Llega el turno de María, quien le explica su problema a la chica que la atiende. Muy amablemente le asignan a un especialista ortopeda que la recibirá en tres meses. “¿Qué?”, dice la señora María. “No soporto más, ayúdeme a que me atiendan antes, por favor”, casi que le exige a la trabajadora del hospital. Pero su respuesta es categórica: “Señora, no puedo hacer nada”.

La señora María y muchos otros salen desconsolados a sus trabajos. Sí, la señora María trabaja limpiándole la casa a un señor y no se puede dar el lujo de faltar, pues le descontarán el día. Por fin, su día y hora han llegado. Ella, que fue educada en otra época con mucho rigor, llega puntual a su cita, solamente para percatarse de que el doctor no ha sido tan puntual como ella. Mientras espera se desata una acalorada discusión entre otros pacientes y la secretaria de turno, ya que se acaban de enterar de que el médico que los atendería no asistirá a laborar hoy y que todas sus citas serán reprogramadas en futuras y lejanas fechas.

A diferencia de ellos y por suerte, María es recibida por el doctor al que la refirieron. Casi apurado y sin escuchar mucha cosa, el facultativo le ha recetado unas pastillas que deberá tomar tres veces al día, las cuales le podrán entregar en la farmacia del hospital.

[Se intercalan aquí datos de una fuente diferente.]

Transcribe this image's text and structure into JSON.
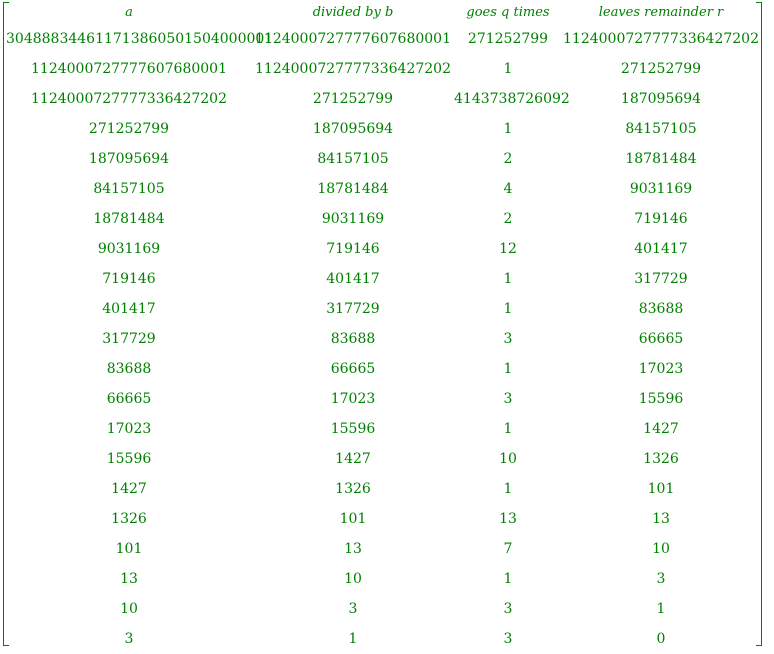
{
  "headers": [
    "a",
    "divided by b",
    "goes q times",
    "leaves remainder r"
  ],
  "rows": [
    [
      "304888344611713860501504000001",
      "1124000727777607680001",
      "271252799",
      "1124000727777336427202"
    ],
    [
      "1124000727777607680001",
      "1124000727777336427202",
      "1",
      "271252799"
    ],
    [
      "1124000727777336427202",
      "271252799",
      "4143738726092",
      "187095694"
    ],
    [
      "271252799",
      "187095694",
      "1",
      "84157105"
    ],
    [
      "187095694",
      "84157105",
      "2",
      "18781484"
    ],
    [
      "84157105",
      "18781484",
      "4",
      "9031169"
    ],
    [
      "18781484",
      "9031169",
      "2",
      "719146"
    ],
    [
      "9031169",
      "719146",
      "12",
      "401417"
    ],
    [
      "719146",
      "401417",
      "1",
      "317729"
    ],
    [
      "401417",
      "317729",
      "1",
      "83688"
    ],
    [
      "317729",
      "83688",
      "3",
      "66665"
    ],
    [
      "83688",
      "66665",
      "1",
      "17023"
    ],
    [
      "66665",
      "17023",
      "3",
      "15596"
    ],
    [
      "17023",
      "15596",
      "1",
      "1427"
    ],
    [
      "15596",
      "1427",
      "10",
      "1326"
    ],
    [
      "1427",
      "1326",
      "1",
      "101"
    ],
    [
      "1326",
      "101",
      "13",
      "13"
    ],
    [
      "101",
      "13",
      "7",
      "10"
    ],
    [
      "13",
      "10",
      "1",
      "3"
    ],
    [
      "10",
      "3",
      "3",
      "1"
    ],
    [
      "3",
      "1",
      "3",
      "0"
    ]
  ],
  "colors": {
    "text": "#008000",
    "background": "#ffffff"
  }
}
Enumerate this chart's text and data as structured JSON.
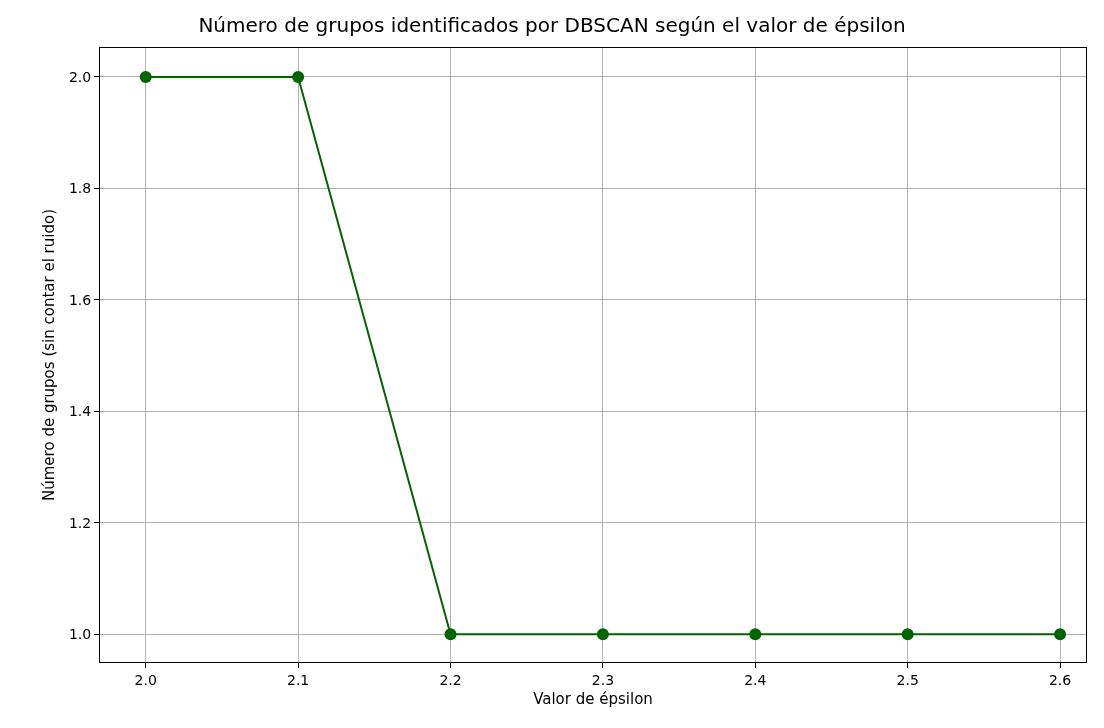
{
  "chart_data": {
    "type": "line",
    "title": "Número de grupos identificados por DBSCAN según el valor de épsilon",
    "xlabel": "Valor de épsilon",
    "ylabel": "Número de grupos (sin contar el ruido)",
    "x": [
      2.0,
      2.1,
      2.2,
      2.3,
      2.4,
      2.5,
      2.6
    ],
    "series": [
      {
        "color": "#006400",
        "values": [
          2,
          2,
          1,
          1,
          1,
          1,
          1
        ]
      }
    ],
    "xlim": [
      1.97,
      2.617
    ],
    "ylim": [
      0.95,
      2.052
    ],
    "xticks": [
      {
        "value": 2.0,
        "label": "2.0"
      },
      {
        "value": 2.1,
        "label": "2.1"
      },
      {
        "value": 2.2,
        "label": "2.2"
      },
      {
        "value": 2.3,
        "label": "2.3"
      },
      {
        "value": 2.4,
        "label": "2.4"
      },
      {
        "value": 2.5,
        "label": "2.5"
      },
      {
        "value": 2.6,
        "label": "2.6"
      }
    ],
    "yticks": [
      {
        "value": 1.0,
        "label": "1.0"
      },
      {
        "value": 1.2,
        "label": "1.2"
      },
      {
        "value": 1.4,
        "label": "1.4"
      },
      {
        "value": 1.6,
        "label": "1.6"
      },
      {
        "value": 1.8,
        "label": "1.8"
      },
      {
        "value": 2.0,
        "label": "2.0"
      }
    ],
    "grid": true,
    "marker": "circle",
    "line_style": "solid"
  }
}
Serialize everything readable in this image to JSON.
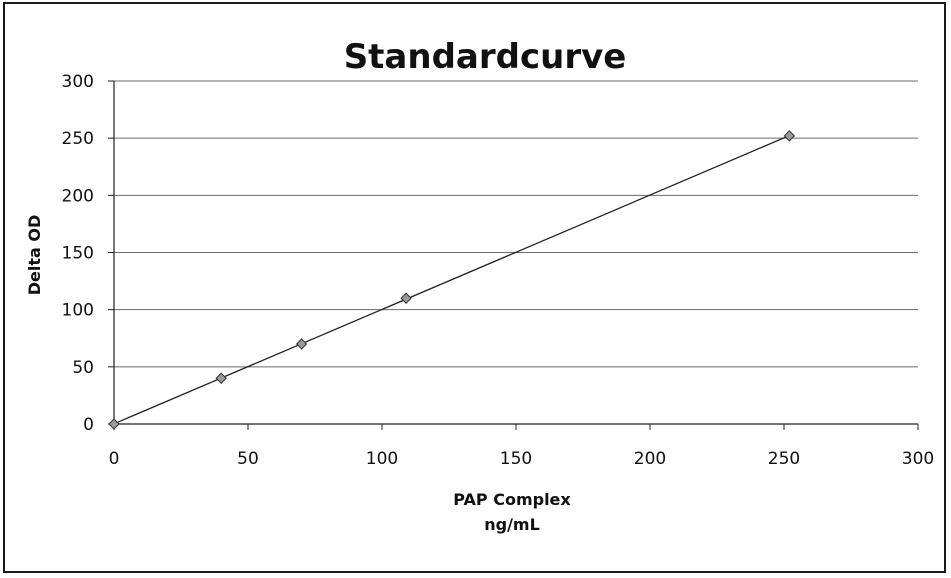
{
  "chart_data": {
    "type": "scatter",
    "title": "Standardcurve",
    "xlabel": [
      "PAP Complex",
      "ng/mL"
    ],
    "ylabel": "Delta OD",
    "xlim": [
      0,
      300
    ],
    "ylim": [
      0,
      300
    ],
    "xticks": [
      0,
      50,
      100,
      150,
      200,
      250,
      300
    ],
    "yticks": [
      0,
      50,
      100,
      150,
      200,
      250,
      300
    ],
    "grid": "horizontal",
    "legend": "none",
    "series": [
      {
        "x": [
          0,
          40,
          70,
          109,
          252
        ],
        "y": [
          0,
          40,
          70,
          110,
          252
        ],
        "marker": "diamond",
        "trendline": true
      }
    ],
    "colors": {
      "marker_fill": "#9a9a9a",
      "line": "#222222",
      "grid": "#6a6a6a"
    }
  }
}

Armada con su receta, María acude a la farmacia ansiosa por recibir las pastillas milagrosas y poder darle un corte a sus dolores. Luego de esperar una hora, la llaman por el altavoz, y como un resorte corre a buscar su remedio, pero desde la parte interna le dicen que esa pastilla está agotada. María suplica por que le den alguna alternativa, pero la farmaceuta le exclama: “Eso no está en mis manos”. Algunos pacientes que escuchan sus súplicas le comentan a dónde ellos creen que tienen ese medicamento. Claro, es solo una leyenda urbana.

Abandona el sitio con lágrimas. Parece que su eterno compañero no la abandonará tan fácilmente.

Al llegar a su trabajo, su empleador se percata de su depresión y le pregunta qué le sucede y ella le narra todas sus vivencias de los últimos seis meses. Apiadado, toma la receta y decide ayudarla comprándole la medicina en una farmacia privada. Por suerte, esas farmacias sí la tienen. Al llegar a la caja el jefe de María, horrorizado por el precio del medicamento, saca su tarjeta de crédito y exclama: “¡La salud no reconoce a los pobres!”.